I just received my certificate from Stanford’s Statistical Learning course, taught by the legendary Trevor Hastie and Rob Tribshirani. This was the first MOOC I’ve completed since making the jump from education to the corporate world, and I did find it challenging to keep up with the material despite the fact that this class required quite a bit less on a per week basis than most of the Johns Hopkins Data Science Specialization on Coursera. As has been the case with many of the MOOCs I’ve taken, I wanted to share my thoughts in a review of the class for those that might be interested in taking it.
Course Lectures and Materials
Without a doubt, the video lectures are the high point of the point of Statistical Learning. Hastie and Tribshirani are engaging speakers, they use real world examples, and while they get into mathematical theory, they don’t get too deep “into the weeds.” I’ve completed at least part of about 16 MOOCs at this point (14 start to finish), and these were the easiest to understand videos I’ve ever watched as a student, with good production quality.
Hastie and Tribshirani use An Introduction to Statistical Learning with Applications in R (ISLR) as the course text. This book is available as a free pdf download or as a hard copy on Amazon. My biggest regret in the course is that I did not take greater advantage of the book (more on that later). I completed all of the assignments for the first couple of chapters, and they were really beneficial. After that, I basically skimmed it. Almost all of Hastie and Tribshirani’s examples are directly aligned to examples in the book, although many times they do not go as in depth as ISLR.
ISLR spends a lot of time on linear regression and related topics like generalized linear models. Eventually, more advanced models such as random forests, support vector machines, and clustering are covered. I should add that for one set of lectures, the University of Washington’s Daniela Witten, one of the ISLR authors, joins the cast and does a fine job.
Assessments and Pacing
As much as I loved the lectures with Hastie and Tribshirani, the assessments were where I really thought the course needed improvement. The course as a whole is done on Stanford’s own site and powered by OPENedX, so if you are familiar with edX courses, this feels a lot like one of those. Grading is strictly multiple choice questions, and you get one chance for each question. Many of the questions are a bit… quirky? Especially, in the early chapters, it’s not always easy to determine what’s being asked and what assumptions one should make. Only getting one chance makes it more frustrating when you realize you’ve misinterpreted a question.

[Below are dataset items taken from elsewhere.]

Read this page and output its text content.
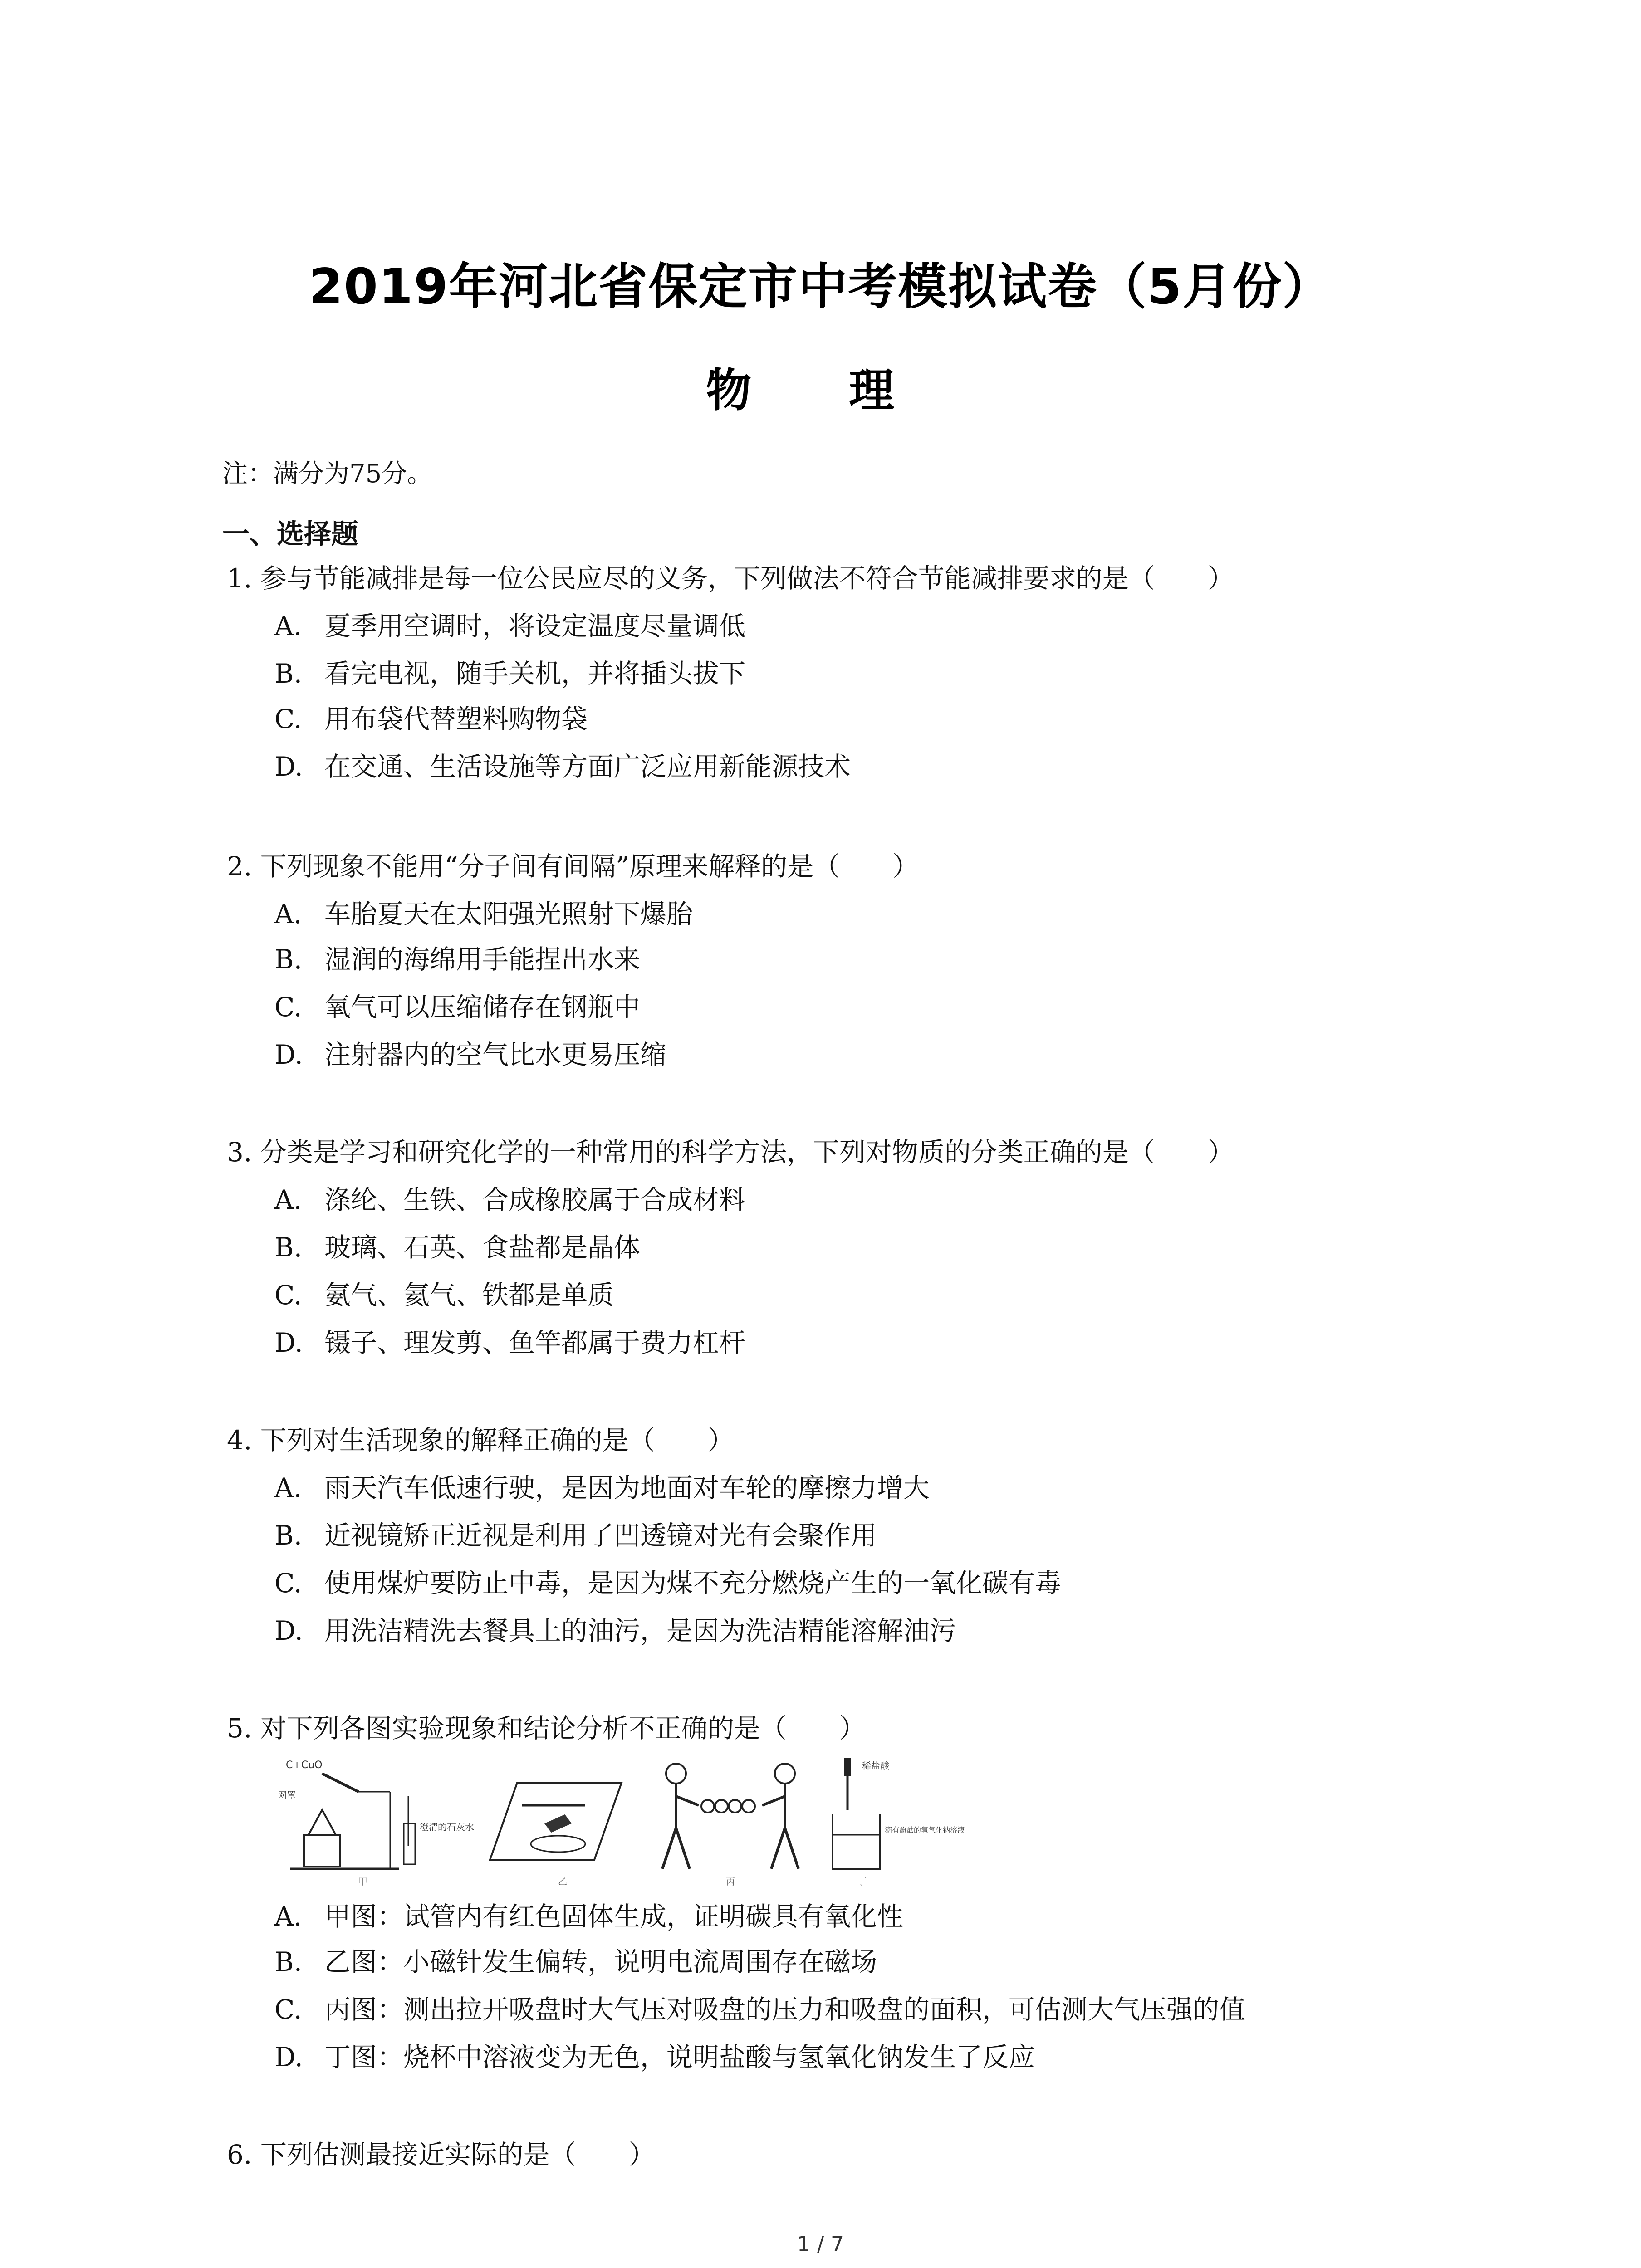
2019年河北省保定市中考模拟试卷（5月份）
物 理
注：满分为75分。
一、选择题
1. 参与节能减排是每一位公民应尽的义务，下列做法不符合节能减排要求的是（　　）
A. 夏季用空调时，将设定温度尽量调低
B. 看完电视，随手关机，并将插头拔下
C. 用布袋代替塑料购物袋
D. 在交通、生活设施等方面广泛应用新能源技术
2. 下列现象不能用“分子间有间隔”原理来解释的是（　　）
A. 车胎夏天在太阳强光照射下爆胎
B. 湿润的海绵用手能捏出水来
C. 氧气可以压缩储存在钢瓶中
D. 注射器内的空气比水更易压缩
3. 分类是学习和研究化学的一种常用的科学方法，下列对物质的分类正确的是（　　）
A. 涤纶、生铁、合成橡胶属于合成材料
B. 玻璃、石英、食盐都是晶体
C. 氨气、氦气、铁都是单质
D. 镊子、理发剪、鱼竿都属于费力杠杆
4. 下列对生活现象的解释正确的是（　　）
A. 雨天汽车低速行驶，是因为地面对车轮的摩擦力增大
B. 近视镜矫正近视是利用了凹透镜对光有会聚作用
C. 使用煤炉要防止中毒，是因为煤不充分燃烧产生的一氧化碳有毒
D. 用洗洁精洗去餐具上的油污，是因为洗洁精能溶解油污
5. 对下列各图实验现象和结论分析不正确的是（　　）
C+CuO
网罩
澄清的石灰水
甲	乙	丙
稀盐酸
滴有酚酞的氢氧化钠溶液
丁
A. 甲图：试管内有红色固体生成，证明碳具有氧化性
B. 乙图：小磁针发生偏转，说明电流周围存在磁场
C. 丙图：测出拉开吸盘时大气压对吸盘的压力和吸盘的面积，可估测大气压强的值
D. 丁图：烧杯中溶液变为无色，说明盐酸与氢氧化钠发生了反应
6. 下列估测最接近实际的是（　　）
1 / 7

I could tell from the forums that this frustrated a great many students. I also found that frustrating, but was more disappointed with the lack of open ended assignments. While the lectures in this course were superior to many of the JHU Data Science Coursera sequence, the JHU sequence offers open ended programming assignments. I always learned far more from those problems than I did from the multiple choice problems. Somehow, even the multiple choice problems for the JHU sequence often got me to write a 5-10 line script to answer them and I can’t say the same here.
I also found that without weekly deadlines, I ended up cramming several weeks worth of material at the end to meet the final deadline. In Statistical Learning, nothing is due until the end of the course. I know from speaking with other MOOC students about this that I’m probably an exception, but I find that regular deadlines motivate me to stay on track with course materials.
Bottom Line Statistical Learning Review
To some extent, your learning style will dictate how much you get out of Statistical Learning. Due to my learning style, I can’t honestly say that I mastered the material that I wasn’t already comfortable with, but I did get exposure to some new ideas that I can build on in the future. Additionally, Hastie, Tribshirani, and Witten all deliver masterful lectures throughout this course and the ISLR textbook is terrific. Given the price (free), it’s hard to say that this is a bad choice if you are looking for an introduction to statistical learning methods.